Quid des conseils de presse, organe de régulation des médias ? « S’il y avait des problèmes majeurs, des contenus fabriqués de toutes pièces par exemple, ce ne sont pas les conseils de presse qui sont équipés pour détecter ça. Ils n’observent pas comme tout le monde », poursuit-elle, et qui évoque une étude faisant état d’une cinquantaine de sites qui se présentent comme des médias d’information mais dont le contenu est entièrement généré par l’IA, difficile à discerner lorsqu’on peut étudier chartes de déontologies et autres ouvrages pointus.

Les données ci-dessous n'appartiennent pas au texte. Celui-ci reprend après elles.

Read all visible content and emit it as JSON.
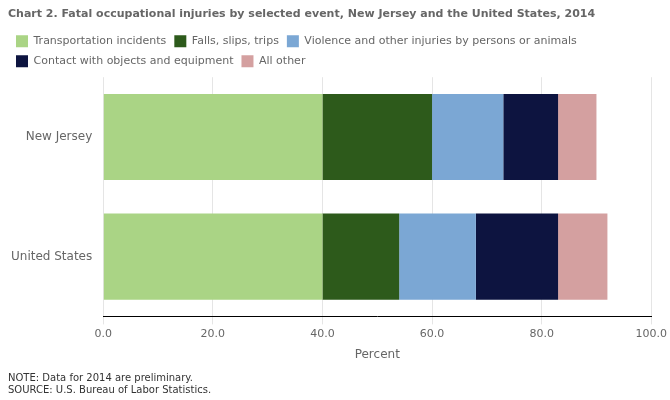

Alain Saulnier, partisan de la propriété des médias aux citoyens et citoyennes, dénonce la propriété des médias par des familles richissimes, citant l’œuvre de Julia Cagé et Benoît Huet. La publicité n’étant plus le modèle d’affaires sur lequel doivent se baser les médias, accaparée à 80 pour cent par Google et Facebook, il suggère les coops de l’information, un modèle déjà prisé par des médias canadiens tels que Le Soleil par exemple. « Si les médias sont la propriété des citoyens ou d’organisations à but non-lucratif, ou de coopératives, les journalistes vont avoir les coudées plus franches pour faire et couvrir tous les sujets voulus. En France, ils peuvent faire mais dans la limite de ce que les propriétaires veulent ou pas. Tout ça est inacceptable dans notre société démocratique », explique l’auteur.

Alain Saulnier, ancien directeur général de l’information à Radio Canada | Photo: Alain Saulnier

Cadre législatif, responsabilité et citoyenneté à la rescousse

L’espoir viendrait peut-être aussi du cadre législatif, selon Alain Saulnier. « On va devoir, comme journaliste, jouer un rôle de plus en plus averti et il faut que l’État se pose la question de comment apprivoiser la situation avec ces géants numériques, pour la plupart américains, qui sont en train d’imposer toutes sortes de bidules qui viennent bouleverser nos vies. On ne peut pas accepter qu’elles ne soient pas soumises à une réglementation. C’est la raison pour laquelle je favoriserais les projets de loi comme C-11 adopté récemment à Ottawa. Je soutiens aussi la proposition du projet de loi C-18 qui prévoit des redevances de Google et Facebook aux médias », explique le professeur retraité.

Pour Alain Saulnier, il faut pratiquer un journalisme responsable. « ChatGPT devient un simple instrument de travail. Le journaliste responsable va devoir vérifier et contre-vérifier toutes les informations qui pourraient être utilisées par ChatGPT. On est dans cet univers où la désinformation a des prises sur l’information en général. C’est aux journalistes de rétablir les faits, la qualité de l’information », explique-t-il.

« On parlait il y a quelques années de faire du journalisme citoyen. On prétendait que n’importe quel citoyen pouvait devenir journaliste. Mais au contraire, on aurait de plus en plus besoin de vrais journalistes pour faire la part du vrai et la part du faux », explique Alain Saulnier qui met le journaliste au centre d’un futur proche où la qualité de l’information et le discernement sont plus que jamais menacés.